As you read the publication, please consider the following questions:
- Are there any gaps in the content?
- Which sections require further clarification?
- Do you have an illustrative story that would help paint a clearer picture to readers?
- Are there controversial areas that need special attention?
By focusing on the extreme poor, CGAP hopes to reduce entrenched, self-perpetuating inequalities that harm families across multiple generations and that hold back the development of entire societies. At a time when there is growing interest in fostering linkages between social protection and economic development, if implemented at scale the Graduation Approach has potential to help move large numbers of the extreme poor into the market economy, by preparing them for self-employment or formal financial services. This is a long and complex process, and furthermore, many self-employed poor people might well prefer regular salaried or wage-paying jobs—if those were available—rather than self-employment.
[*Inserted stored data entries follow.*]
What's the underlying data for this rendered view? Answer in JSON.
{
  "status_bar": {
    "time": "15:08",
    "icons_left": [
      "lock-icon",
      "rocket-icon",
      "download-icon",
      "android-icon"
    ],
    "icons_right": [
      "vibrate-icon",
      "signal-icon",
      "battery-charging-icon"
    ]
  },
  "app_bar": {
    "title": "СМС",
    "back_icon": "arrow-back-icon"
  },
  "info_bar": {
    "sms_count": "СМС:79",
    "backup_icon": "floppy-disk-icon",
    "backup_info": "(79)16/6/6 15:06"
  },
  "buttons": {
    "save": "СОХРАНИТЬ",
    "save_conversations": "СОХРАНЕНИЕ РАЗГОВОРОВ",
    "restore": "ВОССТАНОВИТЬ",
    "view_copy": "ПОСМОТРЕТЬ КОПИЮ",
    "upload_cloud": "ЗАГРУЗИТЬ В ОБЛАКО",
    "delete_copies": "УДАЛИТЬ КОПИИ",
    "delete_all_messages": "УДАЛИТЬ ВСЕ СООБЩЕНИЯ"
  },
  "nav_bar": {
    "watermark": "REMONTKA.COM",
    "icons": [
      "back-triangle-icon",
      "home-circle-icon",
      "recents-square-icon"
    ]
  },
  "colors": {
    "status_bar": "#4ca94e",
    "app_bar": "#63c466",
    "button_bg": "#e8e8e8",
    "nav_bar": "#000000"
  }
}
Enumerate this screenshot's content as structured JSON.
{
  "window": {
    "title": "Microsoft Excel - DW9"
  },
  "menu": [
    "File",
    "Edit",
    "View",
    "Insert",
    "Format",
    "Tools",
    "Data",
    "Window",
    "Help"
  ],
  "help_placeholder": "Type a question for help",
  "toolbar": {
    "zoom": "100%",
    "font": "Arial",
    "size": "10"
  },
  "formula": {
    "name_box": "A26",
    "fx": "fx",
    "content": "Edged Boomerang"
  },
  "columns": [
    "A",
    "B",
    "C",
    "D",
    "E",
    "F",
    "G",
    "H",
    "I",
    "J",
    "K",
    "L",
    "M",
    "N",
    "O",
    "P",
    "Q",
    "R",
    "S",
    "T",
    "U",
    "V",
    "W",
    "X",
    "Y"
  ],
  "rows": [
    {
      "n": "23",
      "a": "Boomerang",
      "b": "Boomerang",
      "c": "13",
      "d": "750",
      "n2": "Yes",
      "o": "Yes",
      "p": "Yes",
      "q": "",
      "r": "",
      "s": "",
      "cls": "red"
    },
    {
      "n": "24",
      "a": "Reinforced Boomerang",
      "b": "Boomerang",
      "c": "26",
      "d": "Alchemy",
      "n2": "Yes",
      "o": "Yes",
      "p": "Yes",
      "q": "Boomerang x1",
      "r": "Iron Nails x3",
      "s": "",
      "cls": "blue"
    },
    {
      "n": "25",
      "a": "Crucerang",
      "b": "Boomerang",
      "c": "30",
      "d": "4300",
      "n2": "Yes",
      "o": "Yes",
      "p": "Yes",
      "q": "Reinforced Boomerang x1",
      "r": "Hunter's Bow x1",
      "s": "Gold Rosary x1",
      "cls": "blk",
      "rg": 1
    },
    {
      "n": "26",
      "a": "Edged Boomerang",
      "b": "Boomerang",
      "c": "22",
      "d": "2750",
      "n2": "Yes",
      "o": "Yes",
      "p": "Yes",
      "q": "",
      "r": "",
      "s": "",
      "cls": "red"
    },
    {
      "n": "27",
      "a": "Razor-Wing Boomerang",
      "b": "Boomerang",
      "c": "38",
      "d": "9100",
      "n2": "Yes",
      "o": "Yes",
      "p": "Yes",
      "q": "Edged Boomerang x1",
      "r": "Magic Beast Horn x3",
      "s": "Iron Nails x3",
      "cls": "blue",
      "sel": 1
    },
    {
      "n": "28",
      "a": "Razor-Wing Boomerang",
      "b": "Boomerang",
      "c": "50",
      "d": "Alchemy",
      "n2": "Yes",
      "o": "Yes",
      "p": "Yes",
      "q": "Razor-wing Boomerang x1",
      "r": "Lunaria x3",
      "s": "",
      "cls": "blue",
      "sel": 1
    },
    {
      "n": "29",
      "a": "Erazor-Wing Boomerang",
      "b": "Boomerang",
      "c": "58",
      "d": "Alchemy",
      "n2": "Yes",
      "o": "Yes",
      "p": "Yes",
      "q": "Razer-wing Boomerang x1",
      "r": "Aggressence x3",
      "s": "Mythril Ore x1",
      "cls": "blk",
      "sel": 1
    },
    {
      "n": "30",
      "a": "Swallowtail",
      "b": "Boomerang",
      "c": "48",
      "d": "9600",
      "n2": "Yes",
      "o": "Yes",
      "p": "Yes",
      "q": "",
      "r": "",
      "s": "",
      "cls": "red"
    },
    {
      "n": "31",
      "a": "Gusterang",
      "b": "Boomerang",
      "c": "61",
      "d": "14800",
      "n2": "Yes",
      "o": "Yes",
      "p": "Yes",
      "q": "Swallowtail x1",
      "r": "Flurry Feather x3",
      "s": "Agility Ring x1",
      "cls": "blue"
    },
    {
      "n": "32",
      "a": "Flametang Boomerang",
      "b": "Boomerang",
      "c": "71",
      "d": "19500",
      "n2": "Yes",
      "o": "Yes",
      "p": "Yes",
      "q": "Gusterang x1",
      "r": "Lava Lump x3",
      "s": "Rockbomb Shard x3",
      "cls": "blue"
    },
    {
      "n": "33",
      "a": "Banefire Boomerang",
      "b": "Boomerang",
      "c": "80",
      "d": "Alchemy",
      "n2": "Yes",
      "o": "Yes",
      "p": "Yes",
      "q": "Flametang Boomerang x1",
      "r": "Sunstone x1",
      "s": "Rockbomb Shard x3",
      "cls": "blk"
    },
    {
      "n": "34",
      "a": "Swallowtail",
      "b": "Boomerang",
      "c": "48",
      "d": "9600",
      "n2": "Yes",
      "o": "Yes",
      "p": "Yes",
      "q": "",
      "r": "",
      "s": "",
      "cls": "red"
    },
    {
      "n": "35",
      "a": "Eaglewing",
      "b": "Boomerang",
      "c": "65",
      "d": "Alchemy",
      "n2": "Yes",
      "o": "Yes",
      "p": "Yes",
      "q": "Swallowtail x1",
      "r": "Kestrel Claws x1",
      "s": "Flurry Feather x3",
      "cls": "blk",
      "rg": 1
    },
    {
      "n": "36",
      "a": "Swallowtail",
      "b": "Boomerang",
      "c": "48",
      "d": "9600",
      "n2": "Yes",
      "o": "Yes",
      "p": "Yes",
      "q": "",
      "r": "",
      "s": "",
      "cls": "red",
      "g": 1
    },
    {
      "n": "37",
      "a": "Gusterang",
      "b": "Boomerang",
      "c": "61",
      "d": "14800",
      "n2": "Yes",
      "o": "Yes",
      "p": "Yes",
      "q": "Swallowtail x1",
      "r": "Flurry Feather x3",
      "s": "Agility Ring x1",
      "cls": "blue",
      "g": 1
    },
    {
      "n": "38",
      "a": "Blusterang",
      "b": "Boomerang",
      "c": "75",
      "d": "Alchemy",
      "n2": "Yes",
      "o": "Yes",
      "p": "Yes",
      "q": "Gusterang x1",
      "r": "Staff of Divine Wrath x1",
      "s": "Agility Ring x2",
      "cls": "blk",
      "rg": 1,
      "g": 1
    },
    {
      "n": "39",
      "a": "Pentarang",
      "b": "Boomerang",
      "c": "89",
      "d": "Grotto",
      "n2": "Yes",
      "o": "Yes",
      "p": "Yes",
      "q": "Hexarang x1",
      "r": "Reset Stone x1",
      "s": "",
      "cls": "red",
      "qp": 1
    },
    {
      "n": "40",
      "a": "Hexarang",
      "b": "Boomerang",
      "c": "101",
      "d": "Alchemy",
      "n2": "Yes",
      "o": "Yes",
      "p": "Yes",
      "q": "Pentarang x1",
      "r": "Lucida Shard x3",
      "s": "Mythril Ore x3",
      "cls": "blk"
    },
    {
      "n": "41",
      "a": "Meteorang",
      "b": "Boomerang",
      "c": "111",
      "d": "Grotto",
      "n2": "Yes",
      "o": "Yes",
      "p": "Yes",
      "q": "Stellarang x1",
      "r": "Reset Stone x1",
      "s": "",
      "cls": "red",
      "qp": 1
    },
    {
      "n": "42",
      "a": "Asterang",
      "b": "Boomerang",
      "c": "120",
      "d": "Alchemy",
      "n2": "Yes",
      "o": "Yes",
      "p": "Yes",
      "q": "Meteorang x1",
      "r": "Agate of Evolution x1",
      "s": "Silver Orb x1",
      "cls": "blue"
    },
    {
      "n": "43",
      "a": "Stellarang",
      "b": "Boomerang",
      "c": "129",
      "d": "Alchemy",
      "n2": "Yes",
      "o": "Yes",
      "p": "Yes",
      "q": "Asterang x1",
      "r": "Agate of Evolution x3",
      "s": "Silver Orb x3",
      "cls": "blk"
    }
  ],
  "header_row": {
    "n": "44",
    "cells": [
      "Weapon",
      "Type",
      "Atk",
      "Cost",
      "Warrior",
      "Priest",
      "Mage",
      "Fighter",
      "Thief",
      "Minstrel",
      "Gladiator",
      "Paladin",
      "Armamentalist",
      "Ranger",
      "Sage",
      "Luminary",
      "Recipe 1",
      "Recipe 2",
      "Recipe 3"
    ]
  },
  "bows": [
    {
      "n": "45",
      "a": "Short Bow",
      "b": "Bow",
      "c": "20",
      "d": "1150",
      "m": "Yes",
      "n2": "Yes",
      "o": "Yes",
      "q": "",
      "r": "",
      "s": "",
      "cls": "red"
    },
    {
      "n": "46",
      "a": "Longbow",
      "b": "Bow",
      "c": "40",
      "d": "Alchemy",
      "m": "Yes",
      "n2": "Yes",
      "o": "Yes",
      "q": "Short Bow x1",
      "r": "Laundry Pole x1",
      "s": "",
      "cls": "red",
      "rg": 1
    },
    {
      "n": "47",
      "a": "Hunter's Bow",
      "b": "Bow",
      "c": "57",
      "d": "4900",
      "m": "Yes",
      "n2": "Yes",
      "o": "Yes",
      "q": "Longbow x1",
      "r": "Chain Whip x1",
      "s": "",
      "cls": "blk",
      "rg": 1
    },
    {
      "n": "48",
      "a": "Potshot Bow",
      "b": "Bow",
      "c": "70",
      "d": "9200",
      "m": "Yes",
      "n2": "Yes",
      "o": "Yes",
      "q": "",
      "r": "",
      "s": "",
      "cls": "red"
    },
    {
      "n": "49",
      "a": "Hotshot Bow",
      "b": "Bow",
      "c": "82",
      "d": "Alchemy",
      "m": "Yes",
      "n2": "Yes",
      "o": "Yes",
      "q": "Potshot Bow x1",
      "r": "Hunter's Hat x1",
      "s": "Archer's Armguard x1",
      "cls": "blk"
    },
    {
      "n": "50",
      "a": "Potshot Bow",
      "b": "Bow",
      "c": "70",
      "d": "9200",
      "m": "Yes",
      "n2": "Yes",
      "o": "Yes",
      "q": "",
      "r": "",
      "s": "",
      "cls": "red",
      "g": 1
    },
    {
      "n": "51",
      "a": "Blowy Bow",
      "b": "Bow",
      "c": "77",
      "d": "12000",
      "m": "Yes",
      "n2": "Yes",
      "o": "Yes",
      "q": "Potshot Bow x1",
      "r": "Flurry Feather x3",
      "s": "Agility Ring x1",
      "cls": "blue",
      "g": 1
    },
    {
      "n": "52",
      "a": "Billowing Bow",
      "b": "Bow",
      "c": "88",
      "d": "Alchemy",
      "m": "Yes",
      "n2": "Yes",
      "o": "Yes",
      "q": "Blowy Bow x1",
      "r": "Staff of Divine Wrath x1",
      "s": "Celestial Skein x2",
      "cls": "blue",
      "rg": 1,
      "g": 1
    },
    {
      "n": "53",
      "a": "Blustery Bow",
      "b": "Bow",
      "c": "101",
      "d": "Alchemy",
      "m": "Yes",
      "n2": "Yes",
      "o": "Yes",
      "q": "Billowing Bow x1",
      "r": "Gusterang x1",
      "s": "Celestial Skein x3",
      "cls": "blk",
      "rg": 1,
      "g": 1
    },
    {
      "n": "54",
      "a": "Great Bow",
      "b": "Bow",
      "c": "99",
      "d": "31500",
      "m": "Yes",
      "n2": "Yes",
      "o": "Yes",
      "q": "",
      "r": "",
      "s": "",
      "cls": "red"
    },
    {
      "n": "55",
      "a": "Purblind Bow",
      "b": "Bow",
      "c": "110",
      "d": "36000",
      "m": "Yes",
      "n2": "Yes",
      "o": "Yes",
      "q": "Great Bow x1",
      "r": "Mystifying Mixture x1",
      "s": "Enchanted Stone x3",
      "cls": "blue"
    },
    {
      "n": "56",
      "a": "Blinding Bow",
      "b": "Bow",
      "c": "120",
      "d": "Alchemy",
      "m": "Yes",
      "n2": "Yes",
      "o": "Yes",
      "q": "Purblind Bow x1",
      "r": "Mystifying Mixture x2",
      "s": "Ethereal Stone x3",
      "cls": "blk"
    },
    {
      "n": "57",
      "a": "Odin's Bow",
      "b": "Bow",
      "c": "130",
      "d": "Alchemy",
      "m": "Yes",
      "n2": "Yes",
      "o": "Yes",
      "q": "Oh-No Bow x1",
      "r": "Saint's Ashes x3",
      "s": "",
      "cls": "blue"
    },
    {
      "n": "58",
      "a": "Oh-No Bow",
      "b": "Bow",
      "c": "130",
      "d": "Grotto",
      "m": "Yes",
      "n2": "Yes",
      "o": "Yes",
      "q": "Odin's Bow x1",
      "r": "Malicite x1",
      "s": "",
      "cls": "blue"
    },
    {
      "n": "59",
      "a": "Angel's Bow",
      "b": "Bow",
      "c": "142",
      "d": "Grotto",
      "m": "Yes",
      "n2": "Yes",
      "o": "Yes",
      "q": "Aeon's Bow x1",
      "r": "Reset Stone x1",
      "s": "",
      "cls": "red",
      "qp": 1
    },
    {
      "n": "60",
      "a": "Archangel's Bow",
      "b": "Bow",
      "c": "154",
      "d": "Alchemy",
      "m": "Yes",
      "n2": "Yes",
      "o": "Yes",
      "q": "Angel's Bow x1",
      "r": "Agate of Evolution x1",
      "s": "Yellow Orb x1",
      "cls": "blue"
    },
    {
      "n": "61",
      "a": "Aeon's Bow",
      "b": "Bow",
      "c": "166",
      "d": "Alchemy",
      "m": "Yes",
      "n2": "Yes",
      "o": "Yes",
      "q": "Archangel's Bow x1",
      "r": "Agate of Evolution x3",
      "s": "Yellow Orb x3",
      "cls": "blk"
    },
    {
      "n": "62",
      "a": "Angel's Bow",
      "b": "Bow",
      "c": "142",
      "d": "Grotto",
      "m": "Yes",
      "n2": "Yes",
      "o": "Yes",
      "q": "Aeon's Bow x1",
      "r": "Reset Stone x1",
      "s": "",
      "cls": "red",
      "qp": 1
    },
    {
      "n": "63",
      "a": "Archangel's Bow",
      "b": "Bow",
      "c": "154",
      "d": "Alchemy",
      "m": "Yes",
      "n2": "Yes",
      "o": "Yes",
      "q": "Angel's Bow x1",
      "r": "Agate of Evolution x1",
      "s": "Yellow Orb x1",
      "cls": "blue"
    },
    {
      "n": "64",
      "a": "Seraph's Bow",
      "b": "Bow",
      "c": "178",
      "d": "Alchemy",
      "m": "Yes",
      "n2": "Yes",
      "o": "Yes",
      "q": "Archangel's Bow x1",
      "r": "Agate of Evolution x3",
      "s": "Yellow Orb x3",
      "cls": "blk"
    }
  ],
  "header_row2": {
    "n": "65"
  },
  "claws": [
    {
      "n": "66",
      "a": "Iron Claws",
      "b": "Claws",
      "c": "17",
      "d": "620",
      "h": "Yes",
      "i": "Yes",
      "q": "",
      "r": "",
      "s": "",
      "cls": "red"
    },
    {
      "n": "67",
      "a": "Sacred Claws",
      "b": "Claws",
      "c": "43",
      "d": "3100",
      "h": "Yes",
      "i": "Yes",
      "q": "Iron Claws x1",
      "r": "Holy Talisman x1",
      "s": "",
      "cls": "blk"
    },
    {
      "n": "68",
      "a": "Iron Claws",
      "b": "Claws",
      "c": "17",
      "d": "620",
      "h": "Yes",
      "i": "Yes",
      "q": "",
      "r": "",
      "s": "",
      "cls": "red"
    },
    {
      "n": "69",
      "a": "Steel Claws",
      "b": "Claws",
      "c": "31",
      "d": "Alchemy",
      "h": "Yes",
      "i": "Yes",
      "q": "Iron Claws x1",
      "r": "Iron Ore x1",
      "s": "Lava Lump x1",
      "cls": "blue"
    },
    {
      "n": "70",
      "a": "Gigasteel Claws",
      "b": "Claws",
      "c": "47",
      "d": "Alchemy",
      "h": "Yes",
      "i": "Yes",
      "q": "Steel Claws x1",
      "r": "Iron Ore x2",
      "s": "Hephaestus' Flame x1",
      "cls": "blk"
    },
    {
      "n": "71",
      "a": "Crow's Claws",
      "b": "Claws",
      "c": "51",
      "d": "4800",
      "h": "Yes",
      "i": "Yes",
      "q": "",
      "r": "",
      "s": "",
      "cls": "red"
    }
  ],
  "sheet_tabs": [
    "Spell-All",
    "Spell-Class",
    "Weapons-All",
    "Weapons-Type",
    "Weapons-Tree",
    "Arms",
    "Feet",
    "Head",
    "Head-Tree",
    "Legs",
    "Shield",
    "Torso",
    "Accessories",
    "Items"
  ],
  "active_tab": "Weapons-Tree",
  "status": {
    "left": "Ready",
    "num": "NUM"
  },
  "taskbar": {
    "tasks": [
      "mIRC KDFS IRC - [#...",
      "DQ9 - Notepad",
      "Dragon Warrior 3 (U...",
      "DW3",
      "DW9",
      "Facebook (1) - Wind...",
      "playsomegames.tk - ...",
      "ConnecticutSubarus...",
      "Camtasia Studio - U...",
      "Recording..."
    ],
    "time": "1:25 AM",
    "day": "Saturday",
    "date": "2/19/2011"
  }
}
CGAP also recognizes that neither the Graduation Approach nor any other intervention of its kind is an adequate substitute for responsive, universal social protection programs.
But the fact remains that nearly 1.2 billion people still live below the extreme poverty line, and that most of them live in countries where opportunities for formal employment and safety-net protections are both rare.
CGAP believes that the scale of extreme poverty and its complexity—poverty looks different and has different drivers from one society to another—demand a diverse range of responses. The Graduation Approach is one such response. CGAP believes it holds significant promise, and looks forward to collaborating over the course of the next year with as many as possible of those who implement the Approach detailed in these pages. Working together as a community of practice, we hope to expand understanding of what makes the Approach work best, to continue to refine it, and to share what we learn with all interested parties.